Tuesday, June 22, 2004
(6:38 AM) | Adam Kotsko:
So what exactly happened to Howard Dean again?
He was a one-issue candidate -- all he could talk about was the Iraq war. He let out a creepy scream, which showed he was objectively unfit for the presidency. He could sometimes be an asshole in private. John Kerry just did a better job of grass-roots campaigning.
Yeah, whatever. I don't know if people realize this fully, but the official line of the Democratic Party is to support the Iraq War. They voted overwhelmingly in favor of the authorization to use force and for the $87 billion. (My only glimmer of hope is that John Kerry voted against the second.) So how exactly were they going to select the anti-war candidate? These are people who are trying to gain some "credibility" on national-security issues. I mean, forget the fact that Democrats are obviously more skilled in actually running the country and designing effective government programs -- no, we need to prove that we're tough guys, too. We need to prove that deep down, we really do believe that the government exists only to fight wars and brutalize criminals. That's credibility -- not creating an environment in which young people can live with hope for the future, outside the long-shot chance of cashing in on the stock market, but creating an environment in which as many young people as possible are killed.

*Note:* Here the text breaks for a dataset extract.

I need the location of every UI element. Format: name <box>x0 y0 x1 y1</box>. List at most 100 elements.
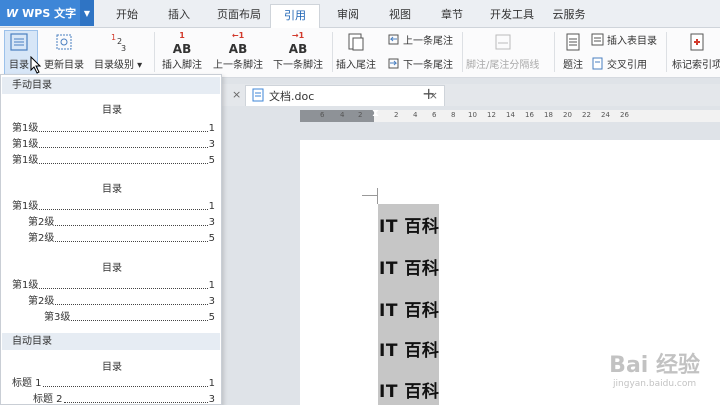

The complaint against the Bush administration is that they did the Iraq war poorly. Period. The Democrats, however, will do it right -- they'll take the stupid idea and make it livable and plausible, just like Clinton did with Reaganism. The terms of debate are effectively beyond question: the Democratic party has apparently accepted the "fact" that people are naturally Republican and have resigned themselves to "swinging right" in order to make the occasional cynical grab for power.
Meanwhile, as all the tough-minded liberal hawks mouth the idiocies of the Bush administration's American messianism, people are dying for no reason at all. Saddam is out of power already. We have already achieved the only possible positive outcome of this war. Before us, there is only miserable failure. We can either have miserable failure right now and withdraw right now, or we can have miserable failure after this war has become a "generational event" -- another Vietnam. I am honestly afraid that John Kerry and the Democratic Party, in their capacity as the "fixer" of Republican messes, will choose the latter.
I want John Kerry to prove me wrong. I want him to give the American people an actual choice in this election by promising to withdraw our troops from Iraq. I want him to be relentless in exposing the lies of the administration. I want him to go negative at the most fundamental level -- to opt for evil, not incompetence. And I want the Democratic Party to prove me wrong. I liked how outspokenly critical Nancy Pelosi was of the president a while back, but I'd like to get past hatred of the man to hatred of his entire political philosophy. I fear that they won't be able to make that shift, however, because the real scandal here is how much the Democrats share with George W. Bush, whether sincerely or for cynical reasons.
Meanwhile, there remains an untapped resource of genuinely progressive people, or people who could be persuaded to be progressive if anyone gave them the option. By pretending this multitude does not exist, the Democratic Party shows contempt for the American people, tacitly "admitting" that our nation is made up of nothing but Christian fundamentalists and gun-toting rednecks.
To conclude: a thought experiment. George W. Bush is not really as hardnosed and uncompromisingly principled as he seems. Although the standard criticism of Democrats is that they flip-flop (and, if you've been watching TV for the last 15 years, you realize that this is true), Bush has flip-flopped on nearly every issue: nation-building, small government, etc. He has just decided that the appropriate strategy is to cultivate an air of infallibility by taking the position that anything he in fact does was his intention the whole time, despite evidence to the contrary. It's an effective strategy -- apparently it's brilliant in terms of fooling highly educated journalists. The thing is, the Administration is just willing to do anything to remain in power. They don't care about "finishing the job" or anything like that; just look at Afghanistan. And so, what if the best way to ensure that the doomed policy of war in Iraq is overturned is to keep Bush in office? The propaganda machine could declare victory, then on to the next thing -- like Afghanistan, Iraq could be forgotten (according to the "liberal" elites running the media, all those country yokels out in the heartland don't have the patience for international news anyway). Eventually we'd start talking about our massive success in Iraq the same way that we now unabashedly say that Al Gore lost the 2000 election.
But as I said, it's just a thought experiment. The official party line of The Weblog is still anti-Bush, or I mean, pro-Kerry.